Although locked in a long competition for regional primacy with its traditional rival, Algeria, Morocco has benefited from Algeria's large and well secured territory which buffers the country from jihadists in the region and in the Sahel, writes Garcia Munoz.


But economic and social unrest and growing conservative forces of Islam together with rising political militancy are threats to Morocco's long time stability. Contemporary religious political movements espouse a postmodern Islamist model to attract youth who, out of frustration due to unemployment that reaches more than 36 percent, are searching for an alternative to the current system

The countries that make up the Maghreb region of North Africa — Morocco, Algeria, Tunisia and Libya — are defined as much by the broad desert expanses of the Sahara and the Atlas Mountains as they are by the waters of the Mediterranean. Wedged between the coastline of the southern Mediterranean and an ocean of sand, the populations of the Mahgreb have a long history of interaction with Southern Europe, sub-Saharan Africa and the broader Middle East. Current challenges to political stability, regional militancy, changes in energy production and in the economy — given their proximity to Europe and to former European colonial holdings in Africa, and the continued economic and security relationships between these regions, makes events in the Maghred resonate in regional and Western capitals, says Ambassador García Muñoz.
 
Six years after the “Liberty and Dignity Revolution” in Tunisia, the threats to the country are: first, to improve the economy to meet the expectations of the population regarding development, jobs, healthcare, transportation, education and so on, because the government has still not improved the welfare and the standard of living of a great mass of its citizens.
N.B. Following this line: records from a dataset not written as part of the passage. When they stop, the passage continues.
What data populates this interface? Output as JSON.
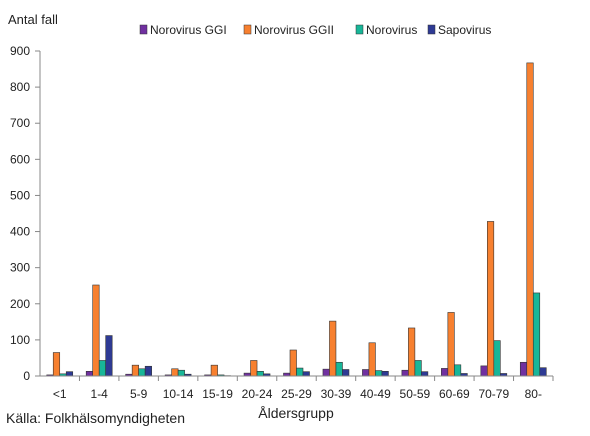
{
  "chart_data": {
    "type": "bar",
    "ylabel": "Antal fall",
    "xlabel": "Åldersgrupp",
    "ylim": [
      0,
      900
    ],
    "yticks": [
      0,
      100,
      200,
      300,
      400,
      500,
      600,
      700,
      800,
      900
    ],
    "categories": [
      "<1",
      "1-4",
      "5-9",
      "10-14",
      "15-19",
      "20-24",
      "25-29",
      "30-39",
      "40-49",
      "50-59",
      "60-69",
      "70-79",
      "80-"
    ],
    "series": [
      {
        "name": "Norovirus  GGI",
        "color": "#7030a0",
        "values": [
          3,
          13,
          5,
          3,
          3,
          8,
          8,
          19,
          18,
          16,
          21,
          28,
          38
        ]
      },
      {
        "name": "Norovirus GGII",
        "color": "#f7802f",
        "values": [
          65,
          252,
          30,
          20,
          30,
          43,
          72,
          152,
          92,
          133,
          176,
          428,
          867
        ]
      },
      {
        "name": "Norovirus",
        "color": "#18b698",
        "values": [
          6,
          43,
          20,
          16,
          3,
          13,
          22,
          38,
          15,
          43,
          31,
          98,
          230
        ]
      },
      {
        "name": "Sapovirus",
        "color": "#2e3a94",
        "values": [
          12,
          112,
          27,
          5,
          1,
          6,
          12,
          18,
          13,
          12,
          7,
          7,
          23
        ]
      }
    ],
    "legend_position": "top-right",
    "grid": false
  },
  "source": "Källa:  Folkhälsomyndigheten"
}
And second, corruption that is corroding Tunisia’s democratic achievements. Of the claims of the population during the revolution, one -liberty- was achieved through the political transition and the constitution. Yet the other –dignity- is the biggest challenge it is encountering because in many ways the Government is acting as if nothing has happened after 2011. This situation makes that the fraught economic and political environment is in danger. At the root of all this is the corruption that is pervading the whole Tunisian system of governance.